Anthrax widow questions Ivins' guilt

The widow of a Florida tabloid photo editor who died as a result of the 2001 anthrax mailings has cast doubt on the FBI’s conclusion that scientist Bruce Ivins staged the attacks.

Maureen Stevens changed her position based on sworn statements by the scientists’ superiors who said they don’t believe Ivins was solely to blame for the attacks, the Washington Post reports. New documents were filed in Steven’s lawsuit against the government for the responsibility of her husband Robert Stevens’ death.

The Justice Department formally closed the anthrax investigation on Feb. 19, 2010, after it had pinned the crimes on Ivins. Ivins died in 2008 from a Tylenol overdose as the investigation closed in.

The statements that changed Stevens’ mind were made in depositions earlier this year by Gerard Andrew and W. Russell Byrne who oversaw the work of Ivins at the U.S. Army Medical Research Institute of Infectious Diseases at Fort Detrick, Maryland.

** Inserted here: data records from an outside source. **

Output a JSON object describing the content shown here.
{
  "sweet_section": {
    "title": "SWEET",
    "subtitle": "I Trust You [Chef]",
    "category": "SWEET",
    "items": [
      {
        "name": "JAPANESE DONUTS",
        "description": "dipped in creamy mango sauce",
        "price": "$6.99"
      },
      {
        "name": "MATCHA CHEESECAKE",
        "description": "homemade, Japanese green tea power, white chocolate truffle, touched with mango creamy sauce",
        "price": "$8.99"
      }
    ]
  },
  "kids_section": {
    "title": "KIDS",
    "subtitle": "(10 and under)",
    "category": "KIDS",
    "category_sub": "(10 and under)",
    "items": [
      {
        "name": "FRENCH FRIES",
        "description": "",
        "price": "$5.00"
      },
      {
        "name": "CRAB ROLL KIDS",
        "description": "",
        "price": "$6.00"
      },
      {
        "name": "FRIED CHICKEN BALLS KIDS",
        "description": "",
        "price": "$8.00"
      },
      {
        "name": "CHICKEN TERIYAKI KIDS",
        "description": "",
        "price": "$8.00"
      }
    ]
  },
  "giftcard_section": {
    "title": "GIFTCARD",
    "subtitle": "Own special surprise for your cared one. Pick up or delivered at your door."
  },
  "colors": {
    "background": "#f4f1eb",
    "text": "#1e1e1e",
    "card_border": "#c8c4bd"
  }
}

Byrne said the Ivins he knew was incapable of the crimes while Andrews said it would have taken Ivins much more time, expertise and equipment to have taken part in the attacks, according to the Washington Post. After obtaining the statements, Stevens’ lawyers successfully argued before a federal judge that Stevens be allowed to withdraw from her previous agreement with U.S. lawyers that Ivins was solely to blame. This allowed her attorneys to use the new evidence at trial. The federal government lawyers didn’t object and her motion was granted April 14.

Stevens’ lawsuit, originally filed in 2003, sought as much as $50 million in damages, accusing the U.S. government. The trial is scheduled for Dec. 5.